ДЯДЯ, ТЕТЯ, НЯНЯ И ДРУГИЕ
Мина почти не помнила своих родителей. Точнее, маму она не помнила совсем – та умерла при родах. Мина родилась здоровой, крепкой и прожила со своим отцом целых три года. Отца она помнила высоким и сильным, с черными пушистыми усами, и очень добрым. Единственное, что осталось у Мины из воспоминаний о том периоде жизни: отец вечером приходит домой, Мина бежит ему навстречу и, добежав, утыкается личиком в ноги отцу, а он тут же подхватывает ее на руки и подбрасывает к высокому потолку. В такие мгновения девочка испытывала самый настоящий страх, а затем заботливые и надежные руки отца опять принимали ее, и не было во всем мире ничего более родного и радостного.
А потом в один из вечером отец не вернулся, как обычно, а слуги были суетливы и несчастны, и никто не мог объяснить малышке, где ее папа. Она так и не увидела его больше, и только много позже, когда она подросла, ей сказали, что отец погиб в автокатастрофе.
Ее взял в свой дом младший брат отца. Он лишь недавно женился, и Мина заменяла ему собственных детей, которых у него пока не было. Молодая жена дяди особого восторга с появлением Мины в доме не выказывала, но и перечить не посмела, боясь людской молвы, готовой осудить всякого, кто посмеет обидеть сироту.
Так и росла Мина в доме своих родственников, не лишенная крова и хлеба, но и не видящая родительской ласки. У дяди один за другим родились два ребенка – мальчик и девочка. Ему теперь было о ком заботиться, он и заботился о них, а Мина росла как бы отдельно – она же была не его дочь. Тетя быстро уловила изменения в настроении мужа и, как могла, постаралась выставлять племянницу мужа в не очень приглядном свете, тем более что это было совсем нетрудно: порванное нечаянно платье или оброненный за завтраком кусок лепешки, – мало ли прегрешений можно заметить за ребенком и превратить их едва ли не в трагедию.
Поначалу дядя, чувствуя, что девочка не так уж и виновата, и пытаясь ее защитить, говорил жене:
– Ну что ты, право? Она же ребенок.
– Ребенок, – кивала жена. – Я уже молчу о том, что это не наш ребенок, ладно, пусть. Но если она живет в нашем доме и ест наш хлеб… – При этих словах голос тети достигал трагического накала: – … если ест наш хлеб, то она должна вести себя так, как ведут порядочные и послушные дети во всех семьях. Мы кормим ее, обуваем, одеваем! А что взамен?
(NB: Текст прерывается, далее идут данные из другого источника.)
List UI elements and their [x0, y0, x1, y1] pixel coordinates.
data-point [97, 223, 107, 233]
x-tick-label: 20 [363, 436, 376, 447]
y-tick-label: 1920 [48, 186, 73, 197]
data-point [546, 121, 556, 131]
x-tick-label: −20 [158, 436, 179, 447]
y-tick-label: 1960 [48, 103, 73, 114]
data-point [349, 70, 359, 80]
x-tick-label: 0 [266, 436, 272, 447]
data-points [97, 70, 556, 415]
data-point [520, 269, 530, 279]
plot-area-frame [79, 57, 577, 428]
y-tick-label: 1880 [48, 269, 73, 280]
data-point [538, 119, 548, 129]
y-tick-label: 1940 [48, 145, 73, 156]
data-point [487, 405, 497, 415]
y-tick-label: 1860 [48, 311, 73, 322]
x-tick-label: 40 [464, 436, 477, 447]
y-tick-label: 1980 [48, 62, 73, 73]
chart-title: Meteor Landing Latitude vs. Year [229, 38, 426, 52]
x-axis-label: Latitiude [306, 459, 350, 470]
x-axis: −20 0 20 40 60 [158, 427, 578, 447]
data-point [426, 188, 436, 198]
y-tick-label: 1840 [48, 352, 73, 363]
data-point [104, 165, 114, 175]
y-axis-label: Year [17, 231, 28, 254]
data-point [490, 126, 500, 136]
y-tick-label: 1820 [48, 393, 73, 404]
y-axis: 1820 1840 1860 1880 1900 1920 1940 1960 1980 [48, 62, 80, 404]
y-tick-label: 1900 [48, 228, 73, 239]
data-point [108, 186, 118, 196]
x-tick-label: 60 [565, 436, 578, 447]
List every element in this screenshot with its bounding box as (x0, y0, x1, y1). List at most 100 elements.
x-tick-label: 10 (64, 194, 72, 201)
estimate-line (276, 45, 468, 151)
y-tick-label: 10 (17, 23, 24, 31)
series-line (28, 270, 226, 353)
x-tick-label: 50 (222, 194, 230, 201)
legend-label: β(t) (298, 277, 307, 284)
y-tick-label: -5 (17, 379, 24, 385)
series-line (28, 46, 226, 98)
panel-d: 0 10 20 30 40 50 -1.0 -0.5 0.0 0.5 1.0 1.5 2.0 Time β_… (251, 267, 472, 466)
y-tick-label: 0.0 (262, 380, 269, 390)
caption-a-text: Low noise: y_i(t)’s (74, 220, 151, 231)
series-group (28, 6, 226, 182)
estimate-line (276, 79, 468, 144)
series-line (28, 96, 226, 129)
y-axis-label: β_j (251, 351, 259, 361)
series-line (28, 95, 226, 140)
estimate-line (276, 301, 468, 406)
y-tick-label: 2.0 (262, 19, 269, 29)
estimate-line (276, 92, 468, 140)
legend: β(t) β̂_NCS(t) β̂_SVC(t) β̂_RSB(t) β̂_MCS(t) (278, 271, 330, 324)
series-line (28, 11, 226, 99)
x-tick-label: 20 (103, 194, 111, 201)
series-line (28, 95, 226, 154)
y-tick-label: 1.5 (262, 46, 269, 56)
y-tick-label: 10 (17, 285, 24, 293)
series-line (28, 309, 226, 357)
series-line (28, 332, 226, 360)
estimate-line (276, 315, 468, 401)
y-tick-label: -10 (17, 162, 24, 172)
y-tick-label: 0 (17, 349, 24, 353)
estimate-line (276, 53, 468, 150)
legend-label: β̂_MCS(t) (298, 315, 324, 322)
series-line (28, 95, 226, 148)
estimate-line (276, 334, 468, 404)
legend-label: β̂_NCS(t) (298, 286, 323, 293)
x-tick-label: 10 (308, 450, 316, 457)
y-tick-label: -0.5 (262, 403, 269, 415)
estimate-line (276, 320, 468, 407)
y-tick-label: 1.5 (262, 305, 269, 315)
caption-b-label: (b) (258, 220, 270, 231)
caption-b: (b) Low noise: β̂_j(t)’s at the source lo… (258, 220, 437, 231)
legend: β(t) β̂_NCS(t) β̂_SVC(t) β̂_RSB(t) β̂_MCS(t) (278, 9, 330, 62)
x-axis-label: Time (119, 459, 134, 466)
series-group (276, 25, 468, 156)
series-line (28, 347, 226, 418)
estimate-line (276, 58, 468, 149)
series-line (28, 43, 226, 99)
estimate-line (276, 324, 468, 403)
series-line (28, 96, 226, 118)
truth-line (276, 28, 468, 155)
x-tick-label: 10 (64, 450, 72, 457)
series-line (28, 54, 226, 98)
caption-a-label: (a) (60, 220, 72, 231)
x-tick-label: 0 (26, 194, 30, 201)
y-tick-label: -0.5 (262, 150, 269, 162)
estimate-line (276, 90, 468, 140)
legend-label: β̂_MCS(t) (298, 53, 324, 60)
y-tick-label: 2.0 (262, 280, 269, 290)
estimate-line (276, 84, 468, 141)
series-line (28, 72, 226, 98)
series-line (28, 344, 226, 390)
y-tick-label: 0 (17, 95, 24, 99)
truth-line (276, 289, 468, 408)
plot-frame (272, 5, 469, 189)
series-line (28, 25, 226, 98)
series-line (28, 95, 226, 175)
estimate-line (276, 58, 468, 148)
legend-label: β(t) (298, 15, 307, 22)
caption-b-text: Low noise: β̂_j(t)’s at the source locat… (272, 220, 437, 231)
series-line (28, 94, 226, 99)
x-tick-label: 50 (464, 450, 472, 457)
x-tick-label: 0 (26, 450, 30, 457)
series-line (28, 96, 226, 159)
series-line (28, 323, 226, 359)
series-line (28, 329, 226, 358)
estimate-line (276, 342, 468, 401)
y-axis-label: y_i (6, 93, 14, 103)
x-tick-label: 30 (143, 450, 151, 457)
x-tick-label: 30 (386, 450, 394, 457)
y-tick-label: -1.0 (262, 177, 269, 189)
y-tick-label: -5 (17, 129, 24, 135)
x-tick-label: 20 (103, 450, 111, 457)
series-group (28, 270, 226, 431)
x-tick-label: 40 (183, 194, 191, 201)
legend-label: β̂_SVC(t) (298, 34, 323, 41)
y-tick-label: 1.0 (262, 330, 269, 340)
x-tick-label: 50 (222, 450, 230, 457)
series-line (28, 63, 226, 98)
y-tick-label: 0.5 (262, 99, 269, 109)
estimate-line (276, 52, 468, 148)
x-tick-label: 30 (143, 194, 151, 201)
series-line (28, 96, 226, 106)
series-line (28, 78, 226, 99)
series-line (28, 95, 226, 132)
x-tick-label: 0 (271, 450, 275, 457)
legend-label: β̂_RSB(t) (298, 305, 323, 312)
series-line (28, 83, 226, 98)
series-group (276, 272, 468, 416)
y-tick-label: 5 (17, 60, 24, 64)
В эту минуту ей самой Мина казалась исчадием ада.
– А она! – кричала женщина. – А она!..
– Ну ладно, ладно, – успокаивал ее муж.
Он не переносил женских слез.
– Мы относимся к ней, как к собственной дочери, – продолжала жена. – И все – за наш счет. После ее отца осталось двадцать тысяч рупий… – При упоминании о деньгах она начинала кричать еще сильнее: – … но мы ни рупии оттуда не взяли. Все, все за наш с тобой счет! И после этого она еще рвет платья!
Становилось ясно, что с этой девчонкой надо основательно разобраться. Что такое, в самом деле? Как она смеет?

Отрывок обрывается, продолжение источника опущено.